Excessive mechanical load is though to be responsible for the onset of osteoarthrosis (OA), but the mechanisms of cartilage destruction caused by mechanical loads remain unknown. In this study we applied a high magnitude cyclic tensile load to cultured chondrocytes using a Flexercell strain unit, which produces a change in cell morphology from a polygonal to spindle-like shape, and examined the protein level of cartilage matrices and the gene expression of matrix metalloproteinases (MMPs), tissue inhibitors of matrix metalloproteinases (TIMPs) and proinflammatory cytokines such as IL-1#beta# and TNF-#alpha#. Toluidine blue staining , type II collagen immunostaining, and assay of the incorporation of [~(35)S]sulfate into proteoglycans revealed a decrease in the level of cartilage-specific matrixes in chondrocyte cultures subjected to high magnitude cyclic tensile load.
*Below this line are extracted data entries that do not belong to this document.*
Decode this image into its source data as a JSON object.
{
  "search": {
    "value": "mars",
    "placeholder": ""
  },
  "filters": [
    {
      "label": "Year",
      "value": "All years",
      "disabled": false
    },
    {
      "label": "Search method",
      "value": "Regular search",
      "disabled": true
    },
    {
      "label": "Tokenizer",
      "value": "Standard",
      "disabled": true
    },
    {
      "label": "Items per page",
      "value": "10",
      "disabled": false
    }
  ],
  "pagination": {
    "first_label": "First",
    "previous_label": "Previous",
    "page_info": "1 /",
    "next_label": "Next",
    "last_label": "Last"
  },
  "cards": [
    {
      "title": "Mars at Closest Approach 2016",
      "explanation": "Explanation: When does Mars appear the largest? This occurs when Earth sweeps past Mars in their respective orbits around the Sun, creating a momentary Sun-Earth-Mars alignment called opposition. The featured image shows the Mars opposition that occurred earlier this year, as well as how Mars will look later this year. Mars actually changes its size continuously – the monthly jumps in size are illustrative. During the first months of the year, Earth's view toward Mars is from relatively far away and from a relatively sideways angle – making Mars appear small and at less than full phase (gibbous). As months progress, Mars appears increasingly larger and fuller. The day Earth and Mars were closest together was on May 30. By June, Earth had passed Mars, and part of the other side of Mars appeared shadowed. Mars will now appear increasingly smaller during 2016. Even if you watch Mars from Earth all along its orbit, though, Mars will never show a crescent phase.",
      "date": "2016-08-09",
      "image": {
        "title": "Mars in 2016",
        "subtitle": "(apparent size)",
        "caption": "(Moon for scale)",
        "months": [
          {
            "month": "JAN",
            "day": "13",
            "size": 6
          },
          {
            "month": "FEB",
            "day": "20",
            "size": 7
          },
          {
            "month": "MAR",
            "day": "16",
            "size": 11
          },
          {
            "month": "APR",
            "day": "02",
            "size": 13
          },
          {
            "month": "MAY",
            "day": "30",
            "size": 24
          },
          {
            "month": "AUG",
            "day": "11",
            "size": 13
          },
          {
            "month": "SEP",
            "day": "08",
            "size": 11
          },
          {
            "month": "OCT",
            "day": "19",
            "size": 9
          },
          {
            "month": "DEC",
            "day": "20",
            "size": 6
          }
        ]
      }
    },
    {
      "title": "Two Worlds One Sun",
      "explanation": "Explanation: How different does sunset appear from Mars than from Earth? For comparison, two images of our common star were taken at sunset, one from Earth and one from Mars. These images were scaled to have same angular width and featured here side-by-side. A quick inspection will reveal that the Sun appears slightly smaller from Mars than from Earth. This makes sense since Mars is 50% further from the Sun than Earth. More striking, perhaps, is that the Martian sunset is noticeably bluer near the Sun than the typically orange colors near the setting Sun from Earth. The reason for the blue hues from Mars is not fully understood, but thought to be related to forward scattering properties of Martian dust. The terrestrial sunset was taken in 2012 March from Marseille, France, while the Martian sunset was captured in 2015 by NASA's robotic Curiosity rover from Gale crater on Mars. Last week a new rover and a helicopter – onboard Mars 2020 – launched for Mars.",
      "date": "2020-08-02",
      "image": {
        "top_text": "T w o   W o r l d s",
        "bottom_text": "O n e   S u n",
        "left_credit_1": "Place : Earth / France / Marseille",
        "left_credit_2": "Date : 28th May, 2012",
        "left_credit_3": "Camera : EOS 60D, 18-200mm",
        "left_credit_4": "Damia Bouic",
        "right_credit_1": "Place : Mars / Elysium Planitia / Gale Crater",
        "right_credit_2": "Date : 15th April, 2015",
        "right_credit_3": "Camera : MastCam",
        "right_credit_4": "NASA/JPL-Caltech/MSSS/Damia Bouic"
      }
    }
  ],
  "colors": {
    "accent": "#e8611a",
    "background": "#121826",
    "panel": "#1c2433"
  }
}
PCR-Southern blot analysis showed that the high magnitude cyclic tensile load increase the mRNA level of MMP-1, MMP-3, MMP-9, IL-1#beta#, TNF-#alpha# and TIMP-1 in the cultured chondrocytes, while the mRNA level of MMP-2 and TIMP-2 was unchanged. Moreover, the induction of MMP-1, MMP-3 and MMP-9 mRNA expression was observed in the presence of cycloheximide, and inhibitor of protein synthesis. These findings suggest that excessive mechanical load directly changes the metabolism of cartilage by reducing the matrix components and causing a quantitative imbalance between MMPs and TIMPs.